LeetCode解题报告（293)-- 1091. Shortest Path in Binary Matrix

Problem

In an N by N square grid, each cell is either empty (0) or blocked (1).

A clear path from top-left to bottom-right has length k if and only if it is composed of cells C_1, C_2, ..., C_k such that:

Adjacent cells C_i and C_{i+1} are connected 8-directionally (ie., they are different and share an edge or corner)
C_1 is at location (0, 0) (ie. has value grid[0][0])
C_k is at location (N-1, N-1) (ie. has value grid[N-1][N-1])
If C_i is located at (r, c), then grid[r][c] is empty (ie. grid[r][c] == 0).

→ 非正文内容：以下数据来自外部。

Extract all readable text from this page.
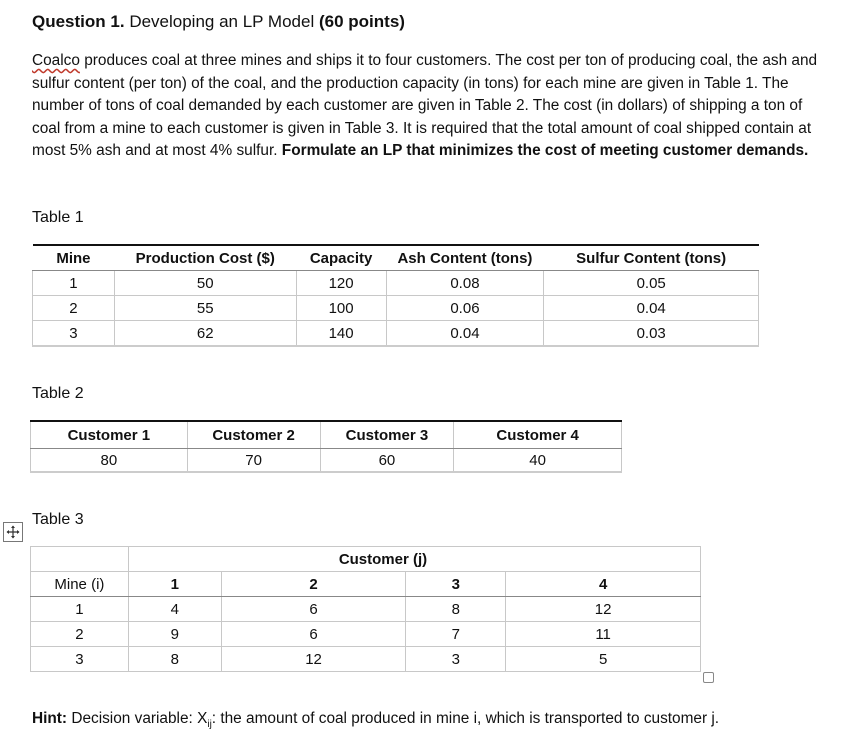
Question 1. Developing an LP Model (60 points)
Coalco produces coal at three mines and ships it to four customers. The cost per ton of producing coal, the ash and sulfur content (per ton) of the coal, and the production capacity (in tons) for each mine are given in Table 1. The number of tons of coal demanded by each customer are given in Table 2. The cost (in dollars) of shipping a ton of coal from a mine to each customer is given in Table 3. It is required that the total amount of coal shipped contain at most 5% ash and at most 4% sulfur. Formulate an LP that minimizes the cost of meeting customer demands.
Table 1
Mine	Production Cost ($)	Capacity	Ash Content (tons)	Sulfur Content (tons)
1	50	120	0.08	0.05
2	55	100	0.06	0.04
3	62	140	0.04	0.03
Table 2
Customer 1	Customer 2	Customer 3	Customer 4
80	70	60	40
Table 3
	Customer (j)			
Mine (i)	1	2	3	4
1	4	6	8	12
2	9	6	7	11
3	8	12	3	5
Hint: Decision variable: $X_{ij}$: the amount of coal produced in mine i, which is transported to customer j.
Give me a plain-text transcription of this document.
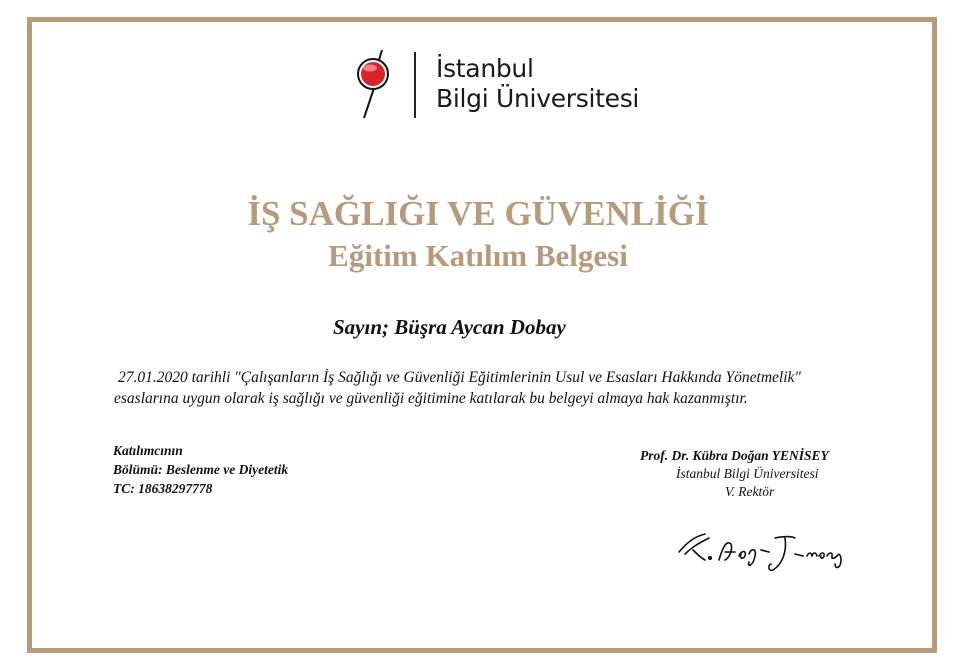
İstanbul
Bilgi Üniversitesi
İŞ SAĞLIĞI VE GÜVENLİĞİ
Eğitim Katılım Belgesi
Sayın; Büşra Aycan Dobay
27.01.2020 tarihli "Çalışanların İş Sağlığı ve Güvenliği Eğitimlerinin Usul ve Esasları Hakkında Yönetmelik"
esaslarına uygun olarak iş sağlığı ve güvenliği eğitimine katılarak bu belgeyi almaya hak kazanmıştır.
Katılımcının
Bölümü: Beslenme ve Diyetetik
TC: 18638297778
Prof. Dr. Kübra Doğan YENİSEY
İstanbul Bilgi Üniversitesi
V. Rektör
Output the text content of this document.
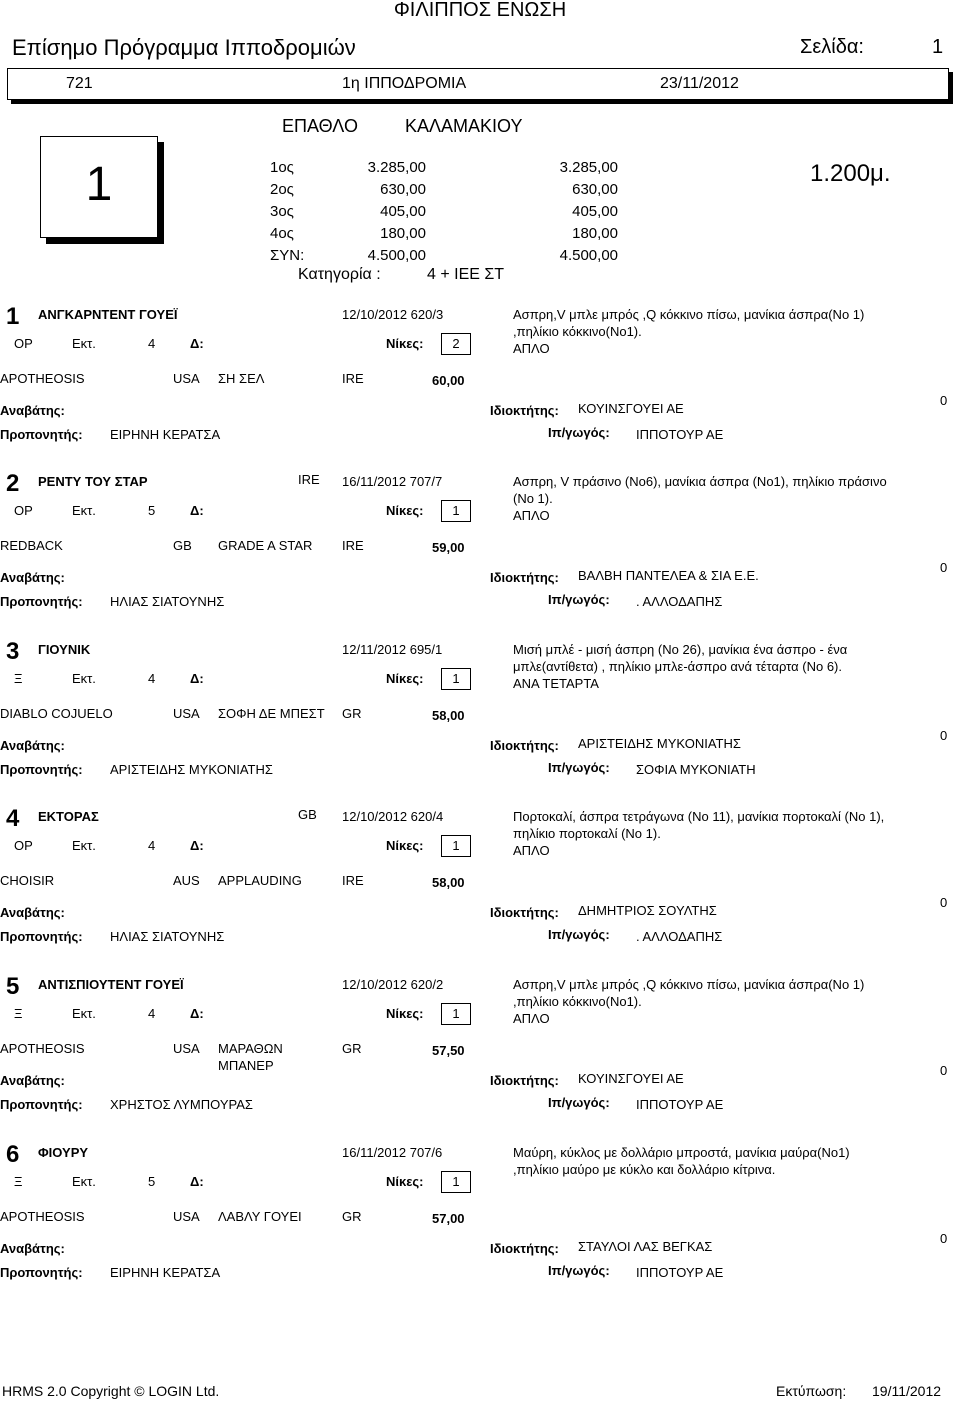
ΦΙΛΙΠΠΟΣ ΕΝΩΣΗ
Επίσημο Πρόγραμμα Ιπποδρομιών	Σελίδα:	1
721	1η ΙΠΠΟΔΡΟΜΙΑ	23/11/2012
ΕΠΑΘΛΟ	ΚΑΛΑΜΑΚΙΟΥ
1	1.200μ.
1ος	3.285,00	3.285,00
2ος	630,00	630,00
3ος	405,00	405,00
4ος	180,00	180,00
ΣΥΝ:	4.500,00	4.500,00
Κατηγορία :	4 + ΙΕΕ ΣΤ
1 ΑΝΓΚΑΡΝΤΕΝΤ ΓΟΥΕΪ	12/10/2012 620/3	Ασπρη,V μπλε μπρός ,Q κόκκινο πίσω, μανίκια άσπρα(Νο 1)
,πηλίκιο κόκκινο(Νο1).
ΑΠΛΟ
ΟΡ	Εκτ.	4	Δ:	Νίκες:	2
APOTHEOSIS	USA ΣΗ ΣΕΛ	IRE	60,00
Αναβάτης:	Ιδιοκτήτης: ΚΟΥΙΝΣΓΟΥΕΙ ΑΕ
Προπονητής: ΕΙΡΗΝΗ ΚΕΡΑΤΣΑ	Ιπ/γωγός: ΙΠΠΟΤΟΥΡ ΑΕ
0
2 ΡΕΝΤΥ ΤΟΥ ΣΤΑΡ	IRE 16/11/2012 707/7	Ασπρη, V πράσινο (Νο6), μανίκια άσπρα (Νο1), πηλίκιο πράσινο
(Νο 1).
ΑΠΛΟ
ΟΡ	Εκτ.	5	Δ:	Νίκες:	1
REDBACK	GB GRADE A STAR IRE	59,00
Αναβάτης:	Ιδιοκτήτης: ΒΑΛΒΗ ΠΑΝΤΕΛΕΑ & ΣΙΑ Ε.Ε.
Προπονητής: ΗΛΙΑΣ ΣΙΑΤΟΥΝΗΣ	Ιπ/γωγός: . ΑΛΛΟΔΑΠΗΣ
0
3 ΓΙΟΥΝΙΚ	12/11/2012 695/1	Μισή μπλέ - μισή άσπρη (Νο 26), μανίκια ένα άσπρο - ένα
μπλε(αντίθετα) , πηλίκιο μπλε-άσπρο ανά τέταρτα (Νο 6).
ΑΝΑ ΤΕΤΑΡΤΑ
Ξ	Εκτ.	4	Δ:	Νίκες:	1
DIABLO COJUELO	USA ΣΟΦΗ ΔΕ ΜΠΕΣΤ GR	58,00
Αναβάτης:	Ιδιοκτήτης: ΑΡΙΣΤΕΙΔΗΣ ΜΥΚΟΝΙΑΤΗΣ
Προπονητής: ΑΡΙΣΤΕΙΔΗΣ ΜΥΚΟΝΙΑΤΗΣ	Ιπ/γωγός: ΣΟΦΙΑ ΜΥΚΟΝΙΑΤΗ
0
4 ΕΚΤΟΡΑΣ	GB 12/10/2012 620/4	Πορτοκαλί, άσπρα τετράγωνα (Νο 11), μανίκια πορτοκαλί (Νο 1),
πηλίκιο πορτοκαλί (Νο 1).
ΑΠΛΟ
ΟΡ	Εκτ.	4	Δ:	Νίκες:	1
CHOISIR	AUS APPLAUDING	IRE	58,00
Αναβάτης:	Ιδιοκτήτης: ΔΗΜΗΤΡΙΟΣ ΣΟΥΛΤΗΣ
Προπονητής: ΗΛΙΑΣ ΣΙΑΤΟΥΝΗΣ	Ιπ/γωγός: . ΑΛΛΟΔΑΠΗΣ
0
5 ΑΝΤΙΣΠΙΟΥΤΕΝΤ ΓΟΥΕΪ	12/10/2012 620/2	Ασπρη,V μπλε μπρός ,Q κόκκινο πίσω, μανίκια άσπρα(Νο 1)
,πηλίκιο κόκκινο(Νο1).
ΑΠΛΟ
Ξ	Εκτ.	4	Δ:	Νίκες:	1
APOTHEOSIS	USA ΜΑΡΑΘΩΝ
ΜΠΑΝΕΡ
GR	57,50
Αναβάτης:	Ιδιοκτήτης: ΚΟΥΙΝΣΓΟΥΕΙ ΑΕ
Προπονητής: ΧΡΗΣΤΟΣ ΛΥΜΠΟΥΡΑΣ	Ιπ/γωγός: ΙΠΠΟΤΟΥΡ ΑΕ
0
6 ΦΙΟΥΡΥ	16/11/2012 707/6	Μαύρη, κύκλος με δολλάριο μπροστά, μανίκια μαύρα(Νο1)
,πηλίκιο μαύρο με κύκλο και δολλάριο κίτρινα.
Ξ	Εκτ.	5	Δ:	Νίκες:	1
APOTHEOSIS	USA ΛΑΒΛΥ ΓΟΥΕΙ	GR	57,00
Αναβάτης:	Ιδιοκτήτης: ΣΤΑΥΛΟΙ ΛΑΣ ΒΕΓΚΑΣ
Προπονητής: ΕΙΡΗΝΗ ΚΕΡΑΤΣΑ	Ιπ/γωγός: ΙΠΠΟΤΟΥΡ ΑΕ
0
HRMS 2.0 Copyright © LOGIN Ltd.	Εκτύπωση: 19/11/2012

Return the length of the shortest such clear path from top-left to bottom-right. If such a path does not exist, return -1.

Example 1:

1 2	Input: [[0,1],[1,0]] Output: 2

Example 2:

1 2	Input: [[0,0,0],[1,1,0],[1,1,0]] Output: 4

Note:

1 <= grid.length == grid[0].length <= 100
grid[r][c] is 0 or 1

Analysis

这道题目是一道很常规的图BFS题目，要求找出最短的路径。可以走的路径是为0的位置，每个位置可以往周围8个方向进行行走。按照常规的图BFS做即可，主要有几个点：

需要要有个visited矩阵去记录走过了哪些位置；
有一个数组帮助我们向8个方向计算坐标。

因为我们是用BFS，所以不需要维护最小值，第一个走到终点的就是最优解。

Solution

特别注意当起点为1的时候，直接return -1。

Code

class Solution {
public:
    int shortestPathBinaryMatrix(vector<vector<int>>& grid) {
        int m = grid.size();
        int n = grid[0].size();
        
        vector<vector<int>> visited(m, vector<int>(n, 0));
        queue<pair<int, int>> q;
        if (grid[0][0] == 1) {
            return -1;
        }
        q.push({0, 0});
        
        int result = 0;
        while (!q.empty()) {
            int size =  q.size();
            result++;
            for (int i = 0; i < size; i++) {
                auto [x, y] = q.front();
                q.pop();
                if (x == m - 1 && y == n - 1) {
                    return result;
                }
                
                for (int k = 0; k < 8; k++) {
                    int dx = x + dirs[k][0];
                    int dy = y + dirs[k][1];
                    if (dx < 0 || dx == m || dy < 0 || dy == n) {
                        continue;
                    }
                    if (visited[dx][dy]++ || grid[dx][dy]) {
                        continue;
                    }
                    q.emplace(dx, dy);
                }
            }
        }
        return -1;
    }
private:
    int dirs [8][2] = {{-1, -1}, {-1, 0}, {-1, 1}, {0, -1}, {0, 1}, {1, -1}, {1, 0}, {1, 1}};
};

Summary

这道题目是图的BFS的基础题目，是其他图题目的基础。这道题目的分享到这里，谢谢您的支持！